Using AI to control energy for indoor agriculture
30 September 2024
Published online 31 October 2013
Light shone on the surface of a metal can be trapped in particle form. This unique phenomenon was exploited to develop highly sensitive nanoscale imaging and spectroscopic techniques.
The fleeting particle, known as surface plasmon polaritons (SPPs), eventually decays into highly energetic, or 'hot' electrons, limiting its usefulness in imaging applications. Recently, however, researchers have been able to harness hot electrons, but the low SPP-to-hot electron conversion ratio remained a problem.

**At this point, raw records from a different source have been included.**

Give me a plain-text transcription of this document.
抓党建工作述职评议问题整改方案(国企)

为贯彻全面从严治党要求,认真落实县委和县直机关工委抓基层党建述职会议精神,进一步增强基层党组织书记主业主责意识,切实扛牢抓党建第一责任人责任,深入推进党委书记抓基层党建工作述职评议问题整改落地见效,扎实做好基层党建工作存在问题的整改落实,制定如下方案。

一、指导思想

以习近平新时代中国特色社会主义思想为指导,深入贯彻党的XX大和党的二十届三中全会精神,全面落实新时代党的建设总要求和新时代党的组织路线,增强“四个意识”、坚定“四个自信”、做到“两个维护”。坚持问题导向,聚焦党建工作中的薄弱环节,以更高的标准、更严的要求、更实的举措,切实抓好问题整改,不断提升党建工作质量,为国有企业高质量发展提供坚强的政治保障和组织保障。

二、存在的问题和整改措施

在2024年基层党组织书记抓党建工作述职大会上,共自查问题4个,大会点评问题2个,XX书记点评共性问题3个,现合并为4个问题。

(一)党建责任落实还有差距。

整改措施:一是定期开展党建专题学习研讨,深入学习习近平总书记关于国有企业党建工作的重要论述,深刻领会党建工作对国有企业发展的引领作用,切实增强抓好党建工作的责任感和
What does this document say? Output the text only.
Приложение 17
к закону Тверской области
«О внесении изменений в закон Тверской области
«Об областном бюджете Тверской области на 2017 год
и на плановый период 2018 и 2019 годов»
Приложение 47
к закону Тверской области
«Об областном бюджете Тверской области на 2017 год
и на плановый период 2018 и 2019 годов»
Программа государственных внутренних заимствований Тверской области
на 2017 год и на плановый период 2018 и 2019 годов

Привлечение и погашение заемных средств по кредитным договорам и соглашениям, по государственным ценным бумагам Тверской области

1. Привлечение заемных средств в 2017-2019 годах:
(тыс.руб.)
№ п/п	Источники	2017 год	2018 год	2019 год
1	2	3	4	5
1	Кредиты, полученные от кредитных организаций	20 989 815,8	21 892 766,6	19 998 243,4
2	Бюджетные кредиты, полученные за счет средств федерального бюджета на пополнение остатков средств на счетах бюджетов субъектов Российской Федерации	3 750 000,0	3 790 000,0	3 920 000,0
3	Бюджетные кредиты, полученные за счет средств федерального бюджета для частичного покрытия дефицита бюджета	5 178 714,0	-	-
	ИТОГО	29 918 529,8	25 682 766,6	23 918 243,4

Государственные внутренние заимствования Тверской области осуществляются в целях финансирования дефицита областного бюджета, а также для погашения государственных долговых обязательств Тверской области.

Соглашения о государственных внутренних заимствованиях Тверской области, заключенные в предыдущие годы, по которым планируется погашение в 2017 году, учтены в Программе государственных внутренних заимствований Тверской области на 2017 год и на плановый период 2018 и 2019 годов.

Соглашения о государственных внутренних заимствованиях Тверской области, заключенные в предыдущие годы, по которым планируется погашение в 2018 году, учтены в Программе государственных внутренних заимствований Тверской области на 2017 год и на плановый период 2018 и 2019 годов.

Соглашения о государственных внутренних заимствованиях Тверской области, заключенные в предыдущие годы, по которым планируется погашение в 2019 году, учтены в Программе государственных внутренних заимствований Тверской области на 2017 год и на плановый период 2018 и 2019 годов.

Researchers led by Enzo Di Fabrizio from King Abdullah University of Science and Technology (KAUST) in Thuwal, Saudi Arabia, have conducted a series of proof-of-concept experiments showing an SPP-to-hot electron conversion rate of 30% efficiency, rather than the 1% previously possible, publishing their results in Nature Nanotechnology1.
To achieve this, they created a nanometer-sized cone of gold metal. The nanocone is supported on a Gallium-Arsenic semiconductor surface. This configuration favoured the decay of SPPs into hot electrons.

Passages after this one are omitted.